Viermal zwischen dem Februar 2016 und dem Mai 2017 kontrolliert die Kantonspolizei den Angeklagten, welcher jedes Mal Drogen auf sich trägt, an den Bahnhöfen Wattwil und Ziegelbrücke sowie in der Nähe der Kanti Wattwil. Heroinhandel sei kein Kavaliersdelikt, sagt der Staatsanwalt. Die Droge könne Menschen töten. Erschwerend fällt laut dem Staatsanwalt ins Gewicht, dass der Toggenburger trotz der laufenden Strafuntersuchung weiter delinquiert habe. Deshalb auch die mehrmalige Untersuchungshaft.

«Da habe ich schon ganz anderes erlebt»

Der Verteidiger sieht positive Veränderungen bei seinem Mandanten. Erfreulich sei auch, dass dieser das Methadon abgesetzt habe, sagt der Anwalt. Methadon sei eine Ersatzdroge. Schliesslich weist er darauf hin, dass sein Mandant trotz der langen Drogenkarriere noch lebe. «Da habe ich in meiner Zeit als Untersuchungsrichter schon anderes gesehen.»

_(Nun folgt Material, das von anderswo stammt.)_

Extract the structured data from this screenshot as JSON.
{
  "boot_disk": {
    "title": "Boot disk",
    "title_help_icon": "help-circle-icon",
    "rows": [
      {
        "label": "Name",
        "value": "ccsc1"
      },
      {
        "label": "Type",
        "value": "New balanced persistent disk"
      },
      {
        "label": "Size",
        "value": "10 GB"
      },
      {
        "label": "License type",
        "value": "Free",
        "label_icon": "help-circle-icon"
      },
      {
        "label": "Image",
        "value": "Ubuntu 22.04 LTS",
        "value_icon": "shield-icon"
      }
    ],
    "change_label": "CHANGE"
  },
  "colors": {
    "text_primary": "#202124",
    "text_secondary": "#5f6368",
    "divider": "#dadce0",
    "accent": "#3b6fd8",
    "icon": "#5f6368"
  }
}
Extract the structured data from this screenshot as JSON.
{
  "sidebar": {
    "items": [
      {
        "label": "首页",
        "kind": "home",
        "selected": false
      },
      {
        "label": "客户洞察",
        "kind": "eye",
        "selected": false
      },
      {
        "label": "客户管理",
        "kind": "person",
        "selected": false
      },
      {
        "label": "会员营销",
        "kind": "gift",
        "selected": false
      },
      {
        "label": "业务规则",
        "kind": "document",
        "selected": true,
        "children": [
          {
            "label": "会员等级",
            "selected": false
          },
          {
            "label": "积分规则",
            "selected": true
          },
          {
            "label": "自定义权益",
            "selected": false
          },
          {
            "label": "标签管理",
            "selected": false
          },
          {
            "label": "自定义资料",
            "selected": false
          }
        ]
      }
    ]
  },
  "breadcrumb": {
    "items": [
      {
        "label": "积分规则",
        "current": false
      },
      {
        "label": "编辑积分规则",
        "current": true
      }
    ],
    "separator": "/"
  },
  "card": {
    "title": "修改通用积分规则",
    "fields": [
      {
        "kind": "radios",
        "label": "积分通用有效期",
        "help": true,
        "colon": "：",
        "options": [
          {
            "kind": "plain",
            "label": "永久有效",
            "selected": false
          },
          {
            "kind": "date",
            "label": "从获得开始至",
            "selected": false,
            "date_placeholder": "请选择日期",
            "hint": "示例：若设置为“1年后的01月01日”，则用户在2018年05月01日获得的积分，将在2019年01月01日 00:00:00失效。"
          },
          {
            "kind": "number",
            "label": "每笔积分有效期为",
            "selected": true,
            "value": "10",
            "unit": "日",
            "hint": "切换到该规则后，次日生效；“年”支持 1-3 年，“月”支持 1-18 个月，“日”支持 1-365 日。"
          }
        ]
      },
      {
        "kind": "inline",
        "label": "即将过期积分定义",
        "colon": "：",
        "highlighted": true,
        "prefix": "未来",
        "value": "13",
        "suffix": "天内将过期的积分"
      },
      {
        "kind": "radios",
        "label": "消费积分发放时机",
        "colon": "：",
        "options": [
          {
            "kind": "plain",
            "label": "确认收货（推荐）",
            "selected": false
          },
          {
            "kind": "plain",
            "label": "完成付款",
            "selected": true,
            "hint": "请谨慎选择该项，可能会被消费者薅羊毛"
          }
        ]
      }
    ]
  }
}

Das Gericht bestätigt den Urteilsvorschlag des Staatsanwalts in Höhe von 18 Monaten Freiheitsstrafe. Die Strafe wird unbedingt ausgesprochen. Da die Untersuchungshaft von 133 Tagen und der vorzeitig verbüsste Teil der Haft abgezogen werden, dürfte der Angeklagte im Februar wieder in die Freiheit entlassen werden. Zur Gefängnisstrafe kommen 600 Franken Busse beziehungsweise sechs Tage hinter Gittern, wenn der Angeklagte die Busse nicht bezahlt. Die Schuldfrage sei klar, sagt der vorsitzende Richter in der Kurzbegründung des Urteils. Die Strafe liege an der unteren Grenze, und sie sei nur wegen der Geständnisbereitschaft des Angeklagten bei 18 Monaten belassen worden. Der Angeklagte hat den Handel mit Heroin zugegeben, obwohl die Behörden ihm sonst wahrscheinlich nur den Besitz und Konsum von Betäubungsmitteln hätten nachweisen können. Dabei handelt es sich um Übertretungen.

Strafe dürfte künftig höher ausfallen

Dem Angeklagten gibt der Richter zu bedenken, dass sich die Kosten dieses Verfahrens zu den Schulden auftürmen. «Ich hoffe, Sie schaffen es, einen anderen Weg einzuschlagen. Ich rate Ihnen, Sie nutzen den Restvollzug, um sich ernsthaftere Gedanken über die Zukunft als bisher zu machen». Bei weiteren Verurteilungen werde der Tarif bei den Verurteilungen nicht günstiger, erklärt der Richter dem Angeklagten. Da der Angeklagte schuldig gesprochen wird, muss er die Verfahrenskosten von rund 4000 Franken bezahlen. Wenn er wieder Geld hat, muss er dem Kanton auch noch die Kosten für den amtlichen Verteidiger in Höhe von gut 3500 Franken zurückerstatten.